East Palestine residents and officials are still reeling from the aftermath of the train derailment
The tiny village of East Palestine in Ohio is still reeling from the aftermath of a train derailment earlier this month that has prompted concerns over hazardous material, and local and state officials working to manage the impacts.
On Tuesday, Ohio Gov. Mike DeWine called on Congress to take action. At a news conference, he said he was told the train was not considered a high hazardous material train, so it was not required to notify the state it was passing through.
“Frankly, if this is true, and I’m told it’s true, this is absurd and we need to look at this and Congress needs to take a look at how these things are handled,” Mr. DeWine said. “We should know when there are trains carrying hazardous material going through the state of Ohio.”

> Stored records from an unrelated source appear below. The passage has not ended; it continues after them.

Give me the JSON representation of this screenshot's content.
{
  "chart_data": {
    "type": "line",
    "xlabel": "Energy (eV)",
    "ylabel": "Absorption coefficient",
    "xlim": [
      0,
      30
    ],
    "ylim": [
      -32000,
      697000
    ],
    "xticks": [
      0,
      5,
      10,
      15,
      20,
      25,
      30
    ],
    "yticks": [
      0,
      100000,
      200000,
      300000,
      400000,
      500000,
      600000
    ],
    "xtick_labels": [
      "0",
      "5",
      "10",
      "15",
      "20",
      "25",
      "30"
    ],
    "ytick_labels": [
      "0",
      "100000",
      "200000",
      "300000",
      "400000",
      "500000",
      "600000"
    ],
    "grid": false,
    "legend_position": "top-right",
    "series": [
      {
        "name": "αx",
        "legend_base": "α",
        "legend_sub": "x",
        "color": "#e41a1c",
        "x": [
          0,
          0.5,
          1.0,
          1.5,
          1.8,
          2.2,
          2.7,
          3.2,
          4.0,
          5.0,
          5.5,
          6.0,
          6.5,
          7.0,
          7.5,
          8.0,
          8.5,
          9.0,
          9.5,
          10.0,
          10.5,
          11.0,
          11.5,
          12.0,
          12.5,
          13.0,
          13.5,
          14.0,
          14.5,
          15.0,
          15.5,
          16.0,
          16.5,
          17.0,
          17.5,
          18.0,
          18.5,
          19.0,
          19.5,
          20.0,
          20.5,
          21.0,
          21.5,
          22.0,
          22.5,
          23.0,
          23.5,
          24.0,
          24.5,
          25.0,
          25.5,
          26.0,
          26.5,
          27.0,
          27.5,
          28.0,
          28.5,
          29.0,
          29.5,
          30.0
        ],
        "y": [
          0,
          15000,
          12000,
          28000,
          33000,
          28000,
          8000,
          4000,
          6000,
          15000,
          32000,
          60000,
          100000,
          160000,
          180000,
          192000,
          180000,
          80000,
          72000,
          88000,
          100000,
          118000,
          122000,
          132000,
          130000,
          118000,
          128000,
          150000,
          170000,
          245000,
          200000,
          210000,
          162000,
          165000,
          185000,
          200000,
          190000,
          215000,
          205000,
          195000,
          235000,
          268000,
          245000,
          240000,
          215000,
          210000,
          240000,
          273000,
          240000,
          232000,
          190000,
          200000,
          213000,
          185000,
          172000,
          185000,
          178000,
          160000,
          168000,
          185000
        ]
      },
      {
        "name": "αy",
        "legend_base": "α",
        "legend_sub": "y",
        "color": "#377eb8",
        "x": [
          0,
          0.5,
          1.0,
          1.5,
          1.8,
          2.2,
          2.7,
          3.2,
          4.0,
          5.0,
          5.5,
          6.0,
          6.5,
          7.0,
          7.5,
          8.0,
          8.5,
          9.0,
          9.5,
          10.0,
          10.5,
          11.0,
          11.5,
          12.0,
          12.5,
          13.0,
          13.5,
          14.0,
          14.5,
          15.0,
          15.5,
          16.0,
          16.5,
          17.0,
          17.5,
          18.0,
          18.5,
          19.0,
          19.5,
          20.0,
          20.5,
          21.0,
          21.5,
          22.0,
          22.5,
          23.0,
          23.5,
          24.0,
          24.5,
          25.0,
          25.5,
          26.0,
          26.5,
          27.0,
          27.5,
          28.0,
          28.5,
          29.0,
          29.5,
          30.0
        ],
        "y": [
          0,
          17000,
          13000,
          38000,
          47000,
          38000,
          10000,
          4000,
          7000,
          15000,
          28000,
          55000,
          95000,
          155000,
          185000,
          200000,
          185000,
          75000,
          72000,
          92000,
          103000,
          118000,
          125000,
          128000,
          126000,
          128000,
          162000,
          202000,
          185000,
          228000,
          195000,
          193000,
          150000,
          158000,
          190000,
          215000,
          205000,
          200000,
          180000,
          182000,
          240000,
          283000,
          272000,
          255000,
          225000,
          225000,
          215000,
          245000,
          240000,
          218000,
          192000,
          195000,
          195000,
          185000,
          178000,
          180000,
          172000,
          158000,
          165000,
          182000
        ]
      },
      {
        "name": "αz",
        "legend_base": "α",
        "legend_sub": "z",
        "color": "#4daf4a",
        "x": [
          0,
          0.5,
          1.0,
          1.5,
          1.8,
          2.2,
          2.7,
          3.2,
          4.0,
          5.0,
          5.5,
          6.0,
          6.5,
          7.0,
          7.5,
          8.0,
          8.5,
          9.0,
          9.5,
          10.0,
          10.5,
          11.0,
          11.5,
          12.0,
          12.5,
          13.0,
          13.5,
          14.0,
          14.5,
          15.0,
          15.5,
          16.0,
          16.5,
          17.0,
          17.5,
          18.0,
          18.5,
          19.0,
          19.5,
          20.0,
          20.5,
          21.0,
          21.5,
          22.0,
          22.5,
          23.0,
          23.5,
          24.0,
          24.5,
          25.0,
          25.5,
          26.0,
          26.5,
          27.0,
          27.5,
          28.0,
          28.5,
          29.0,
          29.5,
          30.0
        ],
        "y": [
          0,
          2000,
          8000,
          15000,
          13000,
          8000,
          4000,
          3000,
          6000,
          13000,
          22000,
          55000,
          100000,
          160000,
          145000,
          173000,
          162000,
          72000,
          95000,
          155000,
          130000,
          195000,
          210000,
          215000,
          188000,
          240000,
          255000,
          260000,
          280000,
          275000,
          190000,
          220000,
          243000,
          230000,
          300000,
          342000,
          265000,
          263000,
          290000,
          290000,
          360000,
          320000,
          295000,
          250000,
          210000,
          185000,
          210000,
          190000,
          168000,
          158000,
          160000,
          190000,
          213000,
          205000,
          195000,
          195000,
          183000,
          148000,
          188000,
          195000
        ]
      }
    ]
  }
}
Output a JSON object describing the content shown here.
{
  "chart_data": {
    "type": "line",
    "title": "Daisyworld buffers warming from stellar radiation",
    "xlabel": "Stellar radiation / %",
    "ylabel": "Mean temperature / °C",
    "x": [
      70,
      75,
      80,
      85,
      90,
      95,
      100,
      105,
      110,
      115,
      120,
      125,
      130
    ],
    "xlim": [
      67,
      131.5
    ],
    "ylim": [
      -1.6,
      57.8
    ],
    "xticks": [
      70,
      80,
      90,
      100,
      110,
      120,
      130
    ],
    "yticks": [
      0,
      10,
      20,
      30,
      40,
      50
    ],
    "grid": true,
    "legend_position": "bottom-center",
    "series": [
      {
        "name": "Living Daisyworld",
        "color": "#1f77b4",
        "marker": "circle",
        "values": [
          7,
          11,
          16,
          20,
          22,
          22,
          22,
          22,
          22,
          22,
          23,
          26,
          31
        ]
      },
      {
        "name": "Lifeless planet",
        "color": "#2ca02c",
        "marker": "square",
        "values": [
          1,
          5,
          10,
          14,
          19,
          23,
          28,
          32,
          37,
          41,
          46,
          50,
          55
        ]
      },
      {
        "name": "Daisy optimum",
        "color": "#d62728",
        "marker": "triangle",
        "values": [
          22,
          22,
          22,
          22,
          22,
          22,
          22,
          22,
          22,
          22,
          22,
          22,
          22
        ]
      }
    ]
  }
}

Mr. DeWine’s update came a day before a town hall is scheduled at East Palestine High School. Since the Feb. 3, accident, at least five lawsuits have been filed against the transit company Norfolk Southern. Gov. Josh Shapiro also sent a letter to Norfolk Southern saying he had “serious concerns” about the company’s management of the incident.
Meanwhile, a letter sent by the Environmental Protection Agency to Norfolk Southern shows additional contaminants have, or may be, released into the environment than previously reported. The agency continues daily air testing in the area, detecting no levels of concern yet.